I sistemi di classi d'età istituzionalizzate comportano l'assegnazione di ogni individuo a un determinato gruppo, ben definito e dotato di un nome specifico, i cui membri sono reclutati in base all'età. In alcuni sistemi due o più gruppi successivi sono aggregati in unità più ampie, all'interno delle quali vengono classificati in base all'ordine di ingresso nel sistema. L'accesso alla classe d'età è sancito da una serie di rituali grazie ai quali gli iniziati costituiscono un gruppo a cui apparterranno per tutta la vita (Bernardi - v., 1984 - definisce 'età strutturale' l'identità di classe così acquisita). L'ingresso nel gruppo può coincidere con l'iniziazione all'età adulta, oppure quest'ultima può essere semplicemente un prerequisito necessario per l'appartenenza al gruppo.
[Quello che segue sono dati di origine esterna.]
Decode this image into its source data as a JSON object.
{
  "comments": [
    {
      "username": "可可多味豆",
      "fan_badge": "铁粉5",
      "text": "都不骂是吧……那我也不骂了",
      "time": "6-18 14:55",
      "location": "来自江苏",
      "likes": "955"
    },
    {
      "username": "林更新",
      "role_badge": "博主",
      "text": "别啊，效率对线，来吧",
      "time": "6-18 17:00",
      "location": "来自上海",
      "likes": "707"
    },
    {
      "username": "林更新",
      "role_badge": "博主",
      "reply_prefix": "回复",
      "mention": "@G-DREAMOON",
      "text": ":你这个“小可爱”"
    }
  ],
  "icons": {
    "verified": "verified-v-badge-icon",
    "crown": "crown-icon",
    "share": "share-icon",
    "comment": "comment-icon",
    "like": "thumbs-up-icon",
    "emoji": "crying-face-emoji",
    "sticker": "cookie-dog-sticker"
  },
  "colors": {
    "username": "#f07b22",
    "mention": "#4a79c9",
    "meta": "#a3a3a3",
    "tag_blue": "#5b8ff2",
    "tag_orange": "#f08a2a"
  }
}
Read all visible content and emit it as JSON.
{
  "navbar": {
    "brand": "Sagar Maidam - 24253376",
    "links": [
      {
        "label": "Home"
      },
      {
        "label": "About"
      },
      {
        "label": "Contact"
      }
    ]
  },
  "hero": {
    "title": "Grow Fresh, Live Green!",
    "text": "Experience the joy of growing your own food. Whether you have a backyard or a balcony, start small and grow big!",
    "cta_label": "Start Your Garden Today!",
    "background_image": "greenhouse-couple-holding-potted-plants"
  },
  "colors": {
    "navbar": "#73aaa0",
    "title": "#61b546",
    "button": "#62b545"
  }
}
Gli intervalli tra i rituali creano confini ben definiti tra ciascun gruppo e sottogruppo. Periodi in cui vengono reclutati nuovi membri si alternano a periodi in cui non è consentito alcun ingresso ulteriore, sicché ogni classe risulta separata da quelle che la precedono e da quelle che la seguiranno. L'età cronologica e lo stadio di sviluppo fisico dei membri di una classe possono variare in modo più o meno marcato a seconda del sistema; sul piano sociale essi vengono considerati coetanei. Esiste un obbligo di fedeltà al gruppo e di identificazione con esso, particolarmente nelle prime fasi, quando l'uniformità nell'abbigliamento e negli ornamenti, le attività comuni e determinati privilegi identificano i membri di un gruppo come un'unità solidale. L'esclusione dalla vita domestica può servire in questo periodo a rafforzare la fedeltà reciproca dei membri e la loro mutua identificazione. Ciascun gruppo è parte di una serie ordinata di altri gruppi analoghi; quelli formati per primi godono di maggior prestigio e possono esigere deferenza e obbedienza da parte di quelli che sono entrati a far parte del sistema successivamente.
Ciò che caratterizza l'organizzazione per classi d'età sono i legami espliciti esistenti tra classi e gradi d'età. Ciascun grado è concepito come un insieme di privilegi e obblighi attribuiti al gruppo che occupa quel grado. I membri di una classe d'età passano via via come gruppo da un grado d'età a quello successivo. Per esprimere il carattere di tale avanzamento la letteratura antropologica definisce 'promozione' ogni cambiamento di grado. Ogni passaggio può essere contrassegnato da un rituale elaborato, oppure il rito di iniziazione che inaugura una nuova classe può elevare automaticamente le classi esistenti a un grado superiore, mutandone i diritti e accrescendone lo status. Una caratteristica decisiva sul piano politico è data dal fatto che l'autorità legittima è detenuta da una classe per volta e trasferita a tempo debito al gruppo successivo.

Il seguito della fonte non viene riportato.